My first impression is that this is the best episode of the Chibnall era. For a couple of reasons, but the thing that sticks out to me is Whittaker’s performance. For once, gone was the gurning, the democracy, the childishness. In its place was a darker, more layered performance. I felt that her desperate exclamation of ‘I will not lose anybody else to them’ was particularly resonant – a casual viewer can infer darkness in her past, a more dedicated one detecting a likely reference to Bill. It’s a simple thing, and perhaps this is just my own preference, but actually referencing the pain of Bill’s Cyber-conversion makes this Doctor feel fuller, better realised, a figure with a dark and weighty past. The utter rejection of the Moffat era – and I note that Chibnall was not credited as a co-writer on this, although admittedly the episode does use the 2013 Cyberman design – has led to this Doctor feeling often disconnected from her past, too much of a blank slate. Having a concrete moment of anguish to reference elevates things dramatically.
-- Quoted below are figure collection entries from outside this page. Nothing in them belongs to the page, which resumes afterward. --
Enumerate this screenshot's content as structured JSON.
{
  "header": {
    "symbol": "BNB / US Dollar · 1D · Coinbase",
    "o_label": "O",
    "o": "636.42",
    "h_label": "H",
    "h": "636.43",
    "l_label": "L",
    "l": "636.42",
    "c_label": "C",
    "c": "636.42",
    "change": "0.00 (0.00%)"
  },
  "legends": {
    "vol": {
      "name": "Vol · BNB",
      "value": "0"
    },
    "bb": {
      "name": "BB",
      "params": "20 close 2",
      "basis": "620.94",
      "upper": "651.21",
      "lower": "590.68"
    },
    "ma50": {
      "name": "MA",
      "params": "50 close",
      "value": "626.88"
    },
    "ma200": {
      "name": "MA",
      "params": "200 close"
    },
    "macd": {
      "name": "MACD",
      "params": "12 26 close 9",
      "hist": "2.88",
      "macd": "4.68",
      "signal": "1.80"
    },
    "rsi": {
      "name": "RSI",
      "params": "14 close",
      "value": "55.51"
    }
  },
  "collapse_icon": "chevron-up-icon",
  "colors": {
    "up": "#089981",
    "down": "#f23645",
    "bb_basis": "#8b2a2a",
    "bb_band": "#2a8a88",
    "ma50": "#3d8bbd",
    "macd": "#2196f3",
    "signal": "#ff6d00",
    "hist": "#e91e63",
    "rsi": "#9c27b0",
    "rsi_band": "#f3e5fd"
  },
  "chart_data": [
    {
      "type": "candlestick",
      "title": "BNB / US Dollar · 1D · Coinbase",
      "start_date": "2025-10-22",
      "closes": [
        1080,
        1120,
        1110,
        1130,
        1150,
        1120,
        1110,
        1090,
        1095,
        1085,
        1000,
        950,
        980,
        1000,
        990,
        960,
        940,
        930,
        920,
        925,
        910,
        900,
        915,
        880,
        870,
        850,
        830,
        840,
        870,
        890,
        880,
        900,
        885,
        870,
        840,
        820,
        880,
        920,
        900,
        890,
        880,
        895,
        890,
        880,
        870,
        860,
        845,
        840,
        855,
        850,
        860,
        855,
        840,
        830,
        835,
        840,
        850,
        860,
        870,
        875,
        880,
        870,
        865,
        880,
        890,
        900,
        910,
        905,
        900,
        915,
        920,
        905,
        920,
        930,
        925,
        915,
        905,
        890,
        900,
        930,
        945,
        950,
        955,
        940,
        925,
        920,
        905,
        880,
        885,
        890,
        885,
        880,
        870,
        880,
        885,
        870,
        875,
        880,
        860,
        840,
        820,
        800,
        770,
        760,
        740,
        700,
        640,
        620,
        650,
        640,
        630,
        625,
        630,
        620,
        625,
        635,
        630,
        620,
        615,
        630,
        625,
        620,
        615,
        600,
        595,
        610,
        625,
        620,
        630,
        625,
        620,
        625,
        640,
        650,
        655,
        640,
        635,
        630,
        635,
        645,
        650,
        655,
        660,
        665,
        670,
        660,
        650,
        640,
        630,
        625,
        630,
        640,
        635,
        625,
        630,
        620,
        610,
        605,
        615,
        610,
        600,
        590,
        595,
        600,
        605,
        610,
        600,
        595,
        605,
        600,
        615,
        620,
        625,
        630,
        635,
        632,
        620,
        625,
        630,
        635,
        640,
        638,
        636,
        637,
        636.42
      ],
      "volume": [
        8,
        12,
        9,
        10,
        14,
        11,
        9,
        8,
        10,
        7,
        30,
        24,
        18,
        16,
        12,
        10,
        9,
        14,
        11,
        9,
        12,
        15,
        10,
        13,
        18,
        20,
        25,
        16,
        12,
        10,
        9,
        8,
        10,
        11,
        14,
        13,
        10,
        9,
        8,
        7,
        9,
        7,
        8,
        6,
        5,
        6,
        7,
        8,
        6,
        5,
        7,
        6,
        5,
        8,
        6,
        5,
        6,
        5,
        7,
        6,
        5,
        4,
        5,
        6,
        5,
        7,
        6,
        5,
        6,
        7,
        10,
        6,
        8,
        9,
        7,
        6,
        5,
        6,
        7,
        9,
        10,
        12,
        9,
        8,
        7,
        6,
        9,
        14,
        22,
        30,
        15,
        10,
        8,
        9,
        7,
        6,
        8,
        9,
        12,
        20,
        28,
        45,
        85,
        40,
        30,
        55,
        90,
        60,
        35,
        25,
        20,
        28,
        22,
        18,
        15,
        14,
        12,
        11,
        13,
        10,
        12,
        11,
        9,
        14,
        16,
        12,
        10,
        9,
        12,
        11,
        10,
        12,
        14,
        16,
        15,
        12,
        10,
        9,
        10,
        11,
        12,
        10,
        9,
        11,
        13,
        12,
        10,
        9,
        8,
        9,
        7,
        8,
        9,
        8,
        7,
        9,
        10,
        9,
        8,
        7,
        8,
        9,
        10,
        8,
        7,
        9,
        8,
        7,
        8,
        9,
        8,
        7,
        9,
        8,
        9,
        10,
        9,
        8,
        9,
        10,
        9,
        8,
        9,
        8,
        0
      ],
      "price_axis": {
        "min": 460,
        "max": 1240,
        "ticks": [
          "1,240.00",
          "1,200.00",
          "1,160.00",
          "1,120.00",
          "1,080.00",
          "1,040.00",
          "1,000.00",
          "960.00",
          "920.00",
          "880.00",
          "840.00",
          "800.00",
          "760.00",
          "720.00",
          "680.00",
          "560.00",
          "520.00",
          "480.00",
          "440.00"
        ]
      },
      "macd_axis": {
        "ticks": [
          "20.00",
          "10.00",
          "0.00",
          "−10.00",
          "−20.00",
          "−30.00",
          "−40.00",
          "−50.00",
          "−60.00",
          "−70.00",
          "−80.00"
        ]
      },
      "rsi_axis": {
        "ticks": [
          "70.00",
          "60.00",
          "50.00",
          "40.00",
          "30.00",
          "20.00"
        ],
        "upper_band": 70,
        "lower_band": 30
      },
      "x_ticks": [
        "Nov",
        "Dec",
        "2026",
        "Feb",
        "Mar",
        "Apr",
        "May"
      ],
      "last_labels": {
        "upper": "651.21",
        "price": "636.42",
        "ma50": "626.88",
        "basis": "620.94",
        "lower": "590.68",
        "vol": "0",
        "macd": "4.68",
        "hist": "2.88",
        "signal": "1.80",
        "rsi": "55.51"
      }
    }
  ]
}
There are the usual bugbears, obviously, but it’s getting tedious to repeat them. These things are seemingly baked into this incarnation of the show. But I do want to discuss – and, sorry Chris, but I blame you for this – the phrasing around the Cyberman. ‘Beware the Lone Cyberman’, Jack warns. ‘Don’t give it what it wants!’ This phrasing struck me at the time as an attempt to create an exciting bit of hype – it sounds almost Biblical, like a figure out of mythology, but it doesn’t particularly sound like something anyone would actually say, and we’ve established in this episode that he actually has a name! Or remembers it, at least. Which brings us to this episode where, when the Cyberman appears in the villa, the Doctor exclaims ‘That – is a lone Cyberman!’ Perhaps this is a performance issue, but it doesn’t particularly come across like the Doctor is remembering Jack’s warning at this point. It sounds more like the arc words are deliberately being put into her mouth. After all, there could be a whole host of Cybermen just out of shot down the corridor, or hidden under the bunker. It’s illogical to see a single Cyberman and jump to the conclusion that this is the Lone Cyberman.
The concept of a half-finished Cyberman does, to a degree, break the established lore around them, which is even stated in the episode – ‘it drives them insane, so they alter the brain too, switch off all emotions.’ But this is forgivable as it’s a novel twist on the concept. I felt, having said that, that Ashad’s performance was too human, particularly towards the end of the episode – perhaps this was a reflection of his increasing proximity to his goal, but this was not foregrounded in the script. But, generally, it was an effective use of the villain. Often, building up a single antagonist of an alien race can be more threatening than a whole army of them – Dalek being the Ur-example of this.
I fundamentally don’t like that Shelley was inspired by this Cyberman – ‘this modern Prometheus’ – to write Frankenstein. It robs her of her genius. I get the irresistible appeal of linking Frankenstein’s monster to the Cyberman, but it would have been far better, I think, to have wiped her mind, let a vague dream-like recollection of events influence her. She did say the story came to her in a dream, after all. I don’t like that, either – as far as I remember, this is the first historical celebrity to have their ideas inspired by the events of an episode – but it would be more palatable, at least.
The Doctor pushing Shelley’s body into shock by showing him his death is a fantastically dark idea, necessitated by her back being against the wall. I feel more generally that this episode exposed her as the most Doctorish of this era – the flat team structure gone, ridiculed, as she dares her companions to make the call and condemn Shelley to death. They can’t, of course; it’s her who has to make these decisions, reminiscent of Capaldi’s lament that ‘sometimes the only choices you have are bad ones, but you still have to choose’ in Mummy on the Orient Express. We, for once, feel the weight of her history, her Time Lord identity, the darkness that lies underneath the flippancy, and it’s a welcome change.